Washington Bill Bradley's new best friends, whose numbers grow exponentially as his poll numbers progress arithmetically, say he will campaign on big ideas. But right now Bradley should not distract attention from Al Gore, whose difficulties multiply. And Bradley's recent foray into the politics of ideas did not make sensible people impatient for his next foray.
Gore knows that serving vice presidents who have wanted their parties' nominations have succeeded recently (Nixon in 1960, Humphrey in 1968, Bush in 1988). However, Bush in 1988 was the first incumbent vice president since Van Buren in 1836 to win the presidency. Bush won partly because a contented electorate wanted the closest thing to a third Reagan term. Not many voters next year are going to be thinking, "Gosh, it would be really neat to prolong the Clinton years!"
Democrats worry about polls that show George W. Bush, about whom voters know little, handily beating Gore in places like Michigan. This, in the record 97th month of peacetime economic expansion. And Gore keeps saying strange things. Never mind his I-was-a-hardscrabble-farmer and his I-invented-the-Internet riffs. Consider two recent beauties.
Pressed by some environmentalists to support aggressive measures to cut carbon dioxide emissions from cars and coal-burning power plants, Gore responded that he's on their side, but challenged them: "Name a senator who would support me." Does it occur to him that there might be something wrong with an agenda opposed by 100 senators?
Recently Gore, speaking of his book "Earth in the Balance," told Time magazine: "There's not a statement in that book that I don't endorse. Not one. The evidence has firmed up the positions I sketched there." Oh? What fresh evidence confirms that ours is a "dysfunctional civilization"? Or that automobiles pose "a mortal threat to the security of every nation that is more deadly than that of any military enemy we are ever again likely to confront"? Should we then be bombing Detroit instead of Serbia?
The certitude that Gore radiates carries an undercurrent of moral preening -- the suggestion that people who come to different conclusions are morally as well as intellectually flawed. On the evidence of Bradley's recent speech on race, he can match Gore stride for stride in the sanctimony sweepstakes.
Bradley's speech at Cooper Union in Manhattan was long on earnestness. We all should "look deeper into the soul of America" and pursue "racial healing" which is thwarted by "white indifference and black suspicion" and "the deadwood of superstition, fear and fantasy." Many white Americans "harbor absurd stereotypes about all people of color." We need "candid talk." And so on.

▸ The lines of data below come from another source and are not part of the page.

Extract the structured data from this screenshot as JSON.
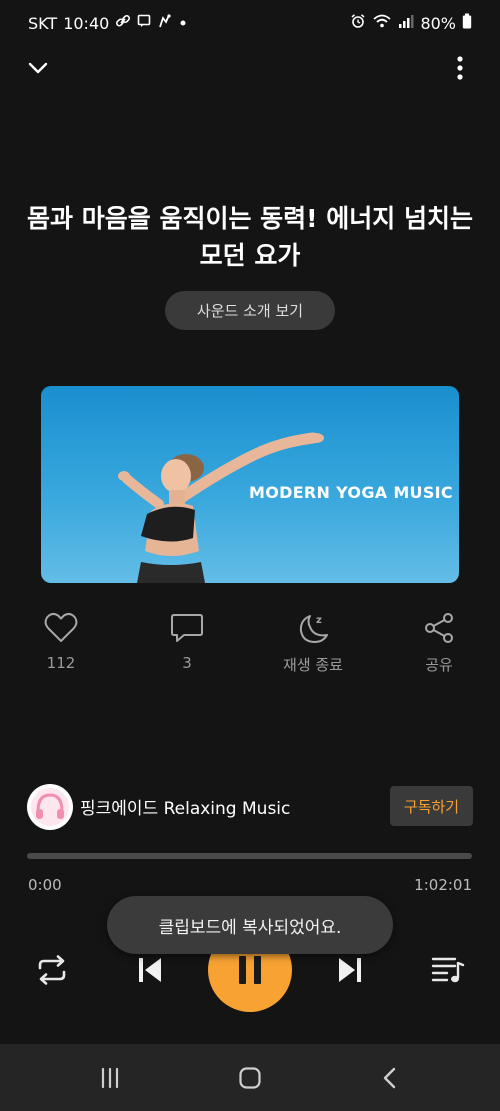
{
  "status_bar": {
    "carrier": "SKT",
    "time": "10:40",
    "battery": "80%",
    "left_icons": [
      "link-icon",
      "message-icon",
      "gesture-icon",
      "dot-icon"
    ],
    "right_icons": [
      "alarm-icon",
      "wifi-icon",
      "signal-icon",
      "battery-icon"
    ]
  },
  "top_bar": {
    "collapse_icon": "chevron-down-icon",
    "more_icon": "more-vertical-icon"
  },
  "track": {
    "title": "몸과 마음을 움직이는 동력! 에너지 넘치는 모던 요가",
    "intro_button": "사운드 소개 보기",
    "banner_text": "MODERN YOGA MUSIC"
  },
  "actions": [
    {
      "icon": "heart-icon",
      "label": "112"
    },
    {
      "icon": "comment-icon",
      "label": "3"
    },
    {
      "icon": "sleep-timer-icon",
      "label": "재생 종료"
    },
    {
      "icon": "share-icon",
      "label": "공유"
    }
  ],
  "channel": {
    "name": "핑크에이드 Relaxing Music",
    "subscribe_label": "구독하기"
  },
  "player": {
    "current_time": "0:00",
    "total_time": "1:02:01",
    "progress": 0,
    "state": "playing"
  },
  "toast": {
    "message": "클립보드에 복사되었어요."
  },
  "colors": {
    "background": "#141414",
    "accent": "#f7a233",
    "surface": "#3a3a3a"
  }
}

This is familiar. On July 10, 1991, in a remarkably unpleasant "open letter" to President Bush, Bradley accused Bush of hypocrisy and of "shamelessly" engaging in "race-baiting." On July 16, 1991, Bradley implicitly praised himself for "speaking candidly," and the "moral courage" to avoid "easy evasions" about race, by faulting others for not speaking as he does. His "candid talk" included falsely accusing Ronald Reagan of saying that "all female black Americans are welfare queens."

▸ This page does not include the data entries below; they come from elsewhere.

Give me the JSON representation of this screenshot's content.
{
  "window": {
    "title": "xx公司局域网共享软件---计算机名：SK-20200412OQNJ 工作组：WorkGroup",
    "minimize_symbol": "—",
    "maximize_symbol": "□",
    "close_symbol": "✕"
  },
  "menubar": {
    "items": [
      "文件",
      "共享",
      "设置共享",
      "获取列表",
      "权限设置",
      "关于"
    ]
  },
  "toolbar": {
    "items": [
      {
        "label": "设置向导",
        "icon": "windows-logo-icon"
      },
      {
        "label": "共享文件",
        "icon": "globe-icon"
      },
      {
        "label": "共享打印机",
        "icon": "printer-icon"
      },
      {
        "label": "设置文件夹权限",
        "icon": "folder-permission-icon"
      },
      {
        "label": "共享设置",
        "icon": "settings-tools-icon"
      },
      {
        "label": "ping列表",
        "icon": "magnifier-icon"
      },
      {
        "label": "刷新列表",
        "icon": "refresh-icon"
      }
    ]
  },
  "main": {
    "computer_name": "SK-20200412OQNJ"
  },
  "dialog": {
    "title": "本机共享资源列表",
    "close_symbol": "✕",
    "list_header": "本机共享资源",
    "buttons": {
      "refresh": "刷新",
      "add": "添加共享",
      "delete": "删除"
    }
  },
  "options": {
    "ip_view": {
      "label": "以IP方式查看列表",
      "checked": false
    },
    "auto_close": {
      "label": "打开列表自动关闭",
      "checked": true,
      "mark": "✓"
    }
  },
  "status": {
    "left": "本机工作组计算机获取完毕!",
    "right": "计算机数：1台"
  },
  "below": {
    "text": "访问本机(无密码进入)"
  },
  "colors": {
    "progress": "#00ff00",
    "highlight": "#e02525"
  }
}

He even left the impression that the surge of murders among young blacks after 1984 was the result of Republican presidents, not crack cocaine. On April 30, 1992, after the Los Angeles riots following the initial acquittal of the police in the Rodney King case, Bradley again described America as "a society that does not talk honestly about race."
Bradley's belief that Americans are not sufficiently and properly preoccupied with race may resonate among Democratic activists. Many of them endorse identity politics, the theory that individuals are decisively shaped and irrevocably defined not by reasoned choices but by accidents of birth and socialization -- by membership in a racial, ethnic or sexual group.
However, it is arguable that identity politics, and obsessing about race, is a plague. Bradley wants to "overcome our divisions" and "get to a time when, in Toni Morrison's words, 'race exists, but it doesn't matter.'" But his self-advertised candor does not extend to even considering the possibility that reaching such a time is made more difficult by some things Democrats cherish -- affirmative action, categorical representation (the theory that the interests of a group can only be understood and represented by members of that group) and the rest of the racial spoils system.
Bradley cannot hope -- who can? -- to beat Gore in the sanctimony sweepstakes. So he should avoid implying that America's failure to measure up to his standard of racial honesty results not from honest differences of opinion among decent people, but from the moral inadequacies of those who do not share his opinions.
-- George Will is a columnist for Washington Post Writers Group.